In May 1796 John Fordyce, Surveyor General
of the Crown's Land Revenue, informed the
Treasury 'that the street called Tichborne-street
(late Shug-lane) with part of Marybone-street
(being a principal avenue from the middle and
lower parts of the town to Golden-square,
Hanover-square, Oxford-street, and the numerous
Streets and Squares in this vicinity, and forming a
part of the most direct communication from the
Houses of Parliament and Westminster Bridge, to
the principal streets in the upper part of Marybone)
is at present very narrow and incommodious, so as
not only to occasion frequent stoppages of carriages, and other inconveniences, but likewise to
affect the value of the property.' He emphasized
the need to widen the street, and shortly afterwards
the Treasury granted him the necessary authority. (ref. 100) A plan drawn up for Fordyce by John
Marquand and Thomas Leverton shows that
twenty-nine houses on the south side of Tichborne
and Marylebone Streets were to be set back; the
leases of nine of them had already expired, but in
five cases there were still over thirty years to
run. (ref. 101) Progress was therefore slow, and in 1812,
when the leases of three houses at the south end of
the street were about to expire, the scheme—one
of the earliest improvements to be made on the
London estates of the Crown—had evidently not
yet been fully completed (ref. 102) (Plate 136a).

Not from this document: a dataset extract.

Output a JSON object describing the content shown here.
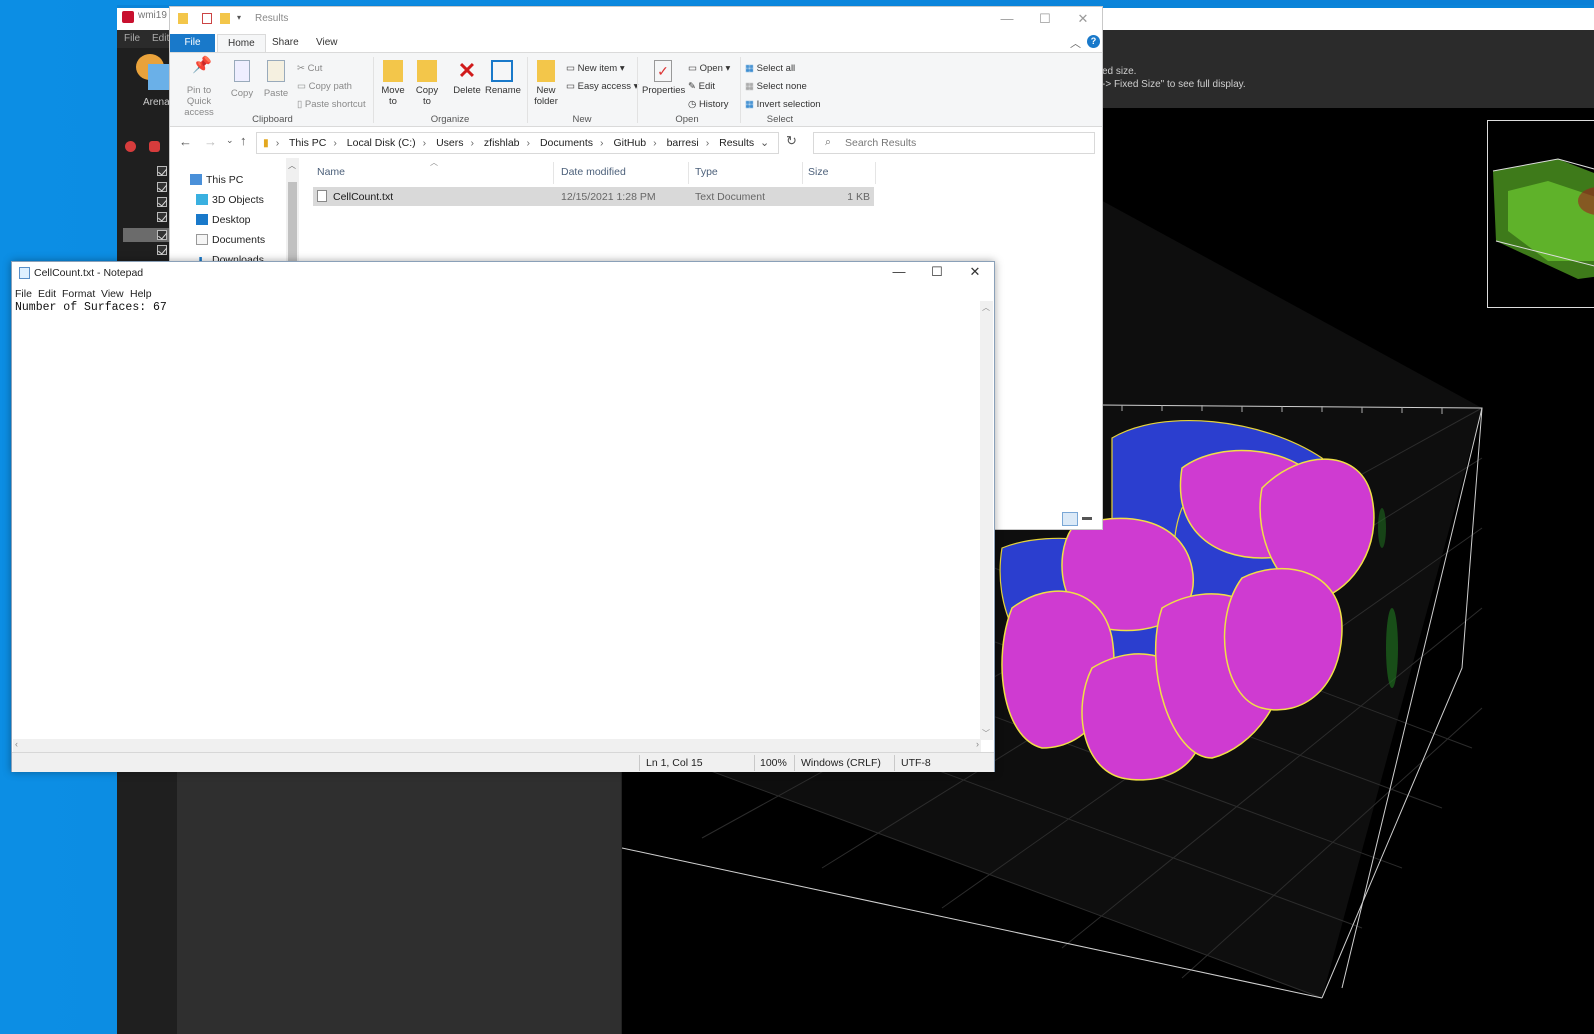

When Regent Street was formed an opening
was made from the south-east end of the Quadrant
into Tichborne Street, leaving to its south a triangular island of buildings fronting north-east on
Tichborne Street and south-west on the new
Piccadilly Circus (or Regent Circus South, as it
was originally called). This island block was
subsequently acquired from the Crown by the
Metropolitan Board of Works for the formation
of the south end of Shaftesbury Avenue, and its
site was incorporated in the enlarged 'Circus'
(fig. 8). But the buildings on the north-east side
of Piccadilly Circus, and now numbered 2–8
(even) Glasshouse Street and 44–48 (even)
Regent Street, still stand on the unaltered northeast line of Tichborne Street, and therefore,
presumably, of the medieval Shugg Lane. The
diagonal course of Glasshouse Street in relation to
much of the modern street layout, and its oblique
entry into Piccadilly Circus have proved two of the
greatest difficulties confronting twentieth-century
attempts to replan the Circus to an improved design.